From a mechanical economic standpoint, it seems logical that economist would utilize the positive tax as a measure of monetary stimulation received by an economy. After all, an increased money supply is widely assumed to be stimulative to the economy, whether the result of increased loans from banks or increased spending by government. Rather than speculate on why economist do not make wide use of positive taxation as a stimulus measure, this post will show the resulting chart and add two traces that show stimulus added by bank loans.
|Positive taxation calculated in three ways.|
Economist certainly do not agree on what constitutes money supply but here at Dissecting Money, a favorite description of money supply is the Government Provided Money Supply. If we assume that only government and banks can create money supply, we can make an estimate of how much stimulation comes from bank loan activity. Loan activity acts the same as positive taxation toward increasing money supply.
Due to the complexity of bank activities, in this post we will estimate money creation by lending activity in two ways: (1) Directly use the Federal Reserve data series TOTLL and (2) as a check, assume that loans create deposits, which can be hidden with further lending.

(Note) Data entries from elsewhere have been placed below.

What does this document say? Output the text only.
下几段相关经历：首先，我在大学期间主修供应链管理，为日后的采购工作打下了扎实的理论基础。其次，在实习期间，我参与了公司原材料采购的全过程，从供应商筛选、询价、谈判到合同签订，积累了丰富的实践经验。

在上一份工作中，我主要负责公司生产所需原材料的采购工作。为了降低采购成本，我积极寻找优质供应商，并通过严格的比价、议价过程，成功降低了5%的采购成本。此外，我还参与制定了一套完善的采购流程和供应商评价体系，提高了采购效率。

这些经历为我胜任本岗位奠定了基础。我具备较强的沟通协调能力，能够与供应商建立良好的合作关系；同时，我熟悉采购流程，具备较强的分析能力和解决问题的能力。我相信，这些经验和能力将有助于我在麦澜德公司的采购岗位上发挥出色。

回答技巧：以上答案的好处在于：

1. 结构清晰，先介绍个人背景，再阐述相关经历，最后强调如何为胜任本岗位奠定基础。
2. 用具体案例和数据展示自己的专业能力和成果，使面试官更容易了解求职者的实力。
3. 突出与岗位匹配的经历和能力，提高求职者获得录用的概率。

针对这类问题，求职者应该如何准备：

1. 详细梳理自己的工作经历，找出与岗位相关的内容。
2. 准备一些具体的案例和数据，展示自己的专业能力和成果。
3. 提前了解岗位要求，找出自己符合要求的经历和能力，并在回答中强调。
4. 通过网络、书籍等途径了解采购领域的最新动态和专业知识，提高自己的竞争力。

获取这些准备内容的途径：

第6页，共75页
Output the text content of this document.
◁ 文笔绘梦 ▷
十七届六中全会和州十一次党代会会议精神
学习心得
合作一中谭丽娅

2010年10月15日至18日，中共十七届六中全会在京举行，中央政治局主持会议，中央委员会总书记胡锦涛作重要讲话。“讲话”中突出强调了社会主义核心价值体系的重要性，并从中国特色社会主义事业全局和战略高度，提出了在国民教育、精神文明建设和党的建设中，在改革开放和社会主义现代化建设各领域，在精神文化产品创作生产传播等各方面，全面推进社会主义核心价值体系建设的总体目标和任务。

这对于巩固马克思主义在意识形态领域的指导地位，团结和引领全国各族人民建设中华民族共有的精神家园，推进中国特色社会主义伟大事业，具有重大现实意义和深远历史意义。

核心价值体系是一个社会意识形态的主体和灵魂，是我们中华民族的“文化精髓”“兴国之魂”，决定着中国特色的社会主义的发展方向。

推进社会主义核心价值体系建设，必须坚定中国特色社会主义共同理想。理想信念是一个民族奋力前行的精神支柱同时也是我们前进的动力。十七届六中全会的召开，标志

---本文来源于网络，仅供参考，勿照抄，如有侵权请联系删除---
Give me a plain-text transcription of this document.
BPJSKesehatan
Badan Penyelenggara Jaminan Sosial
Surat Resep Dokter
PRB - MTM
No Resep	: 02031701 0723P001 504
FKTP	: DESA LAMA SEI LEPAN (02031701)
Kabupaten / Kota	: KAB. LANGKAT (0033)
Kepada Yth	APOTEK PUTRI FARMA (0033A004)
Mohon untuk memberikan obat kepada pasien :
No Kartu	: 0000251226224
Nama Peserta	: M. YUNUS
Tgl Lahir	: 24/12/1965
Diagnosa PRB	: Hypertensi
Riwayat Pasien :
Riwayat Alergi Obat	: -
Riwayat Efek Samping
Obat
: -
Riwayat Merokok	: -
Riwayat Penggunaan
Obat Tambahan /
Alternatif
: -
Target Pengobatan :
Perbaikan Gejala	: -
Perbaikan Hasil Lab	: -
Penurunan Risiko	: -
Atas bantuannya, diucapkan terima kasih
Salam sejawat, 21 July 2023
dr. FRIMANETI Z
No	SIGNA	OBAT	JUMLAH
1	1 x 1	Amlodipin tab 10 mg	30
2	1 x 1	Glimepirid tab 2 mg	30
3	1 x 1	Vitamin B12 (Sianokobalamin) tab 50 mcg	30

The chart red line highlighted with diamond point is the stimulus obtained by adding the change in loan levels to annual Federal expenses. The reader can see that the sum of Federal and Loan stimulus was greater than about 6% annually going into the 2007-8 recession.
The light green line is the check line. To create this line, assume that loans create bank deposits. This is true whether the loan is to government or to non-government entities. Bank deposits from loans need not remain in the bank; deposits are often exchanged for government bonds (or corporate bonds) and thus are recycled into the dynamic money supply where deposits generate GDP activity before again becoming static. To account for these 'hidden' deposits, we add Federal Reserve data series FDHBPIN which is Federal Debt Held By Private Investors, using only the annual change. The annual change in bank deposits is tracked with Federal Reserve data series DPSACBW027BOG. To these two series is added Federal Receipts which are all re-spent.
While lines two and three track well together, they are not a perfect fit which indicates that additional factors, not considered here, are in play.
One additional factor included in the check line (but not in the loan line) is changes in depositor spending habits. For example, during the last 40 years, deposits sourced from loans have become an ever larger portion of bank assets as depositors drew down bank savings accounts.
The technique of calculating a rate of positive taxation results in a chart showing high monetary stimulation for much of the last 40 years. This chart and the line slopes, as related to recession periods, will be the subject of future posts. The relative stimulation from loan activity and government activity will also be discussed in future posts.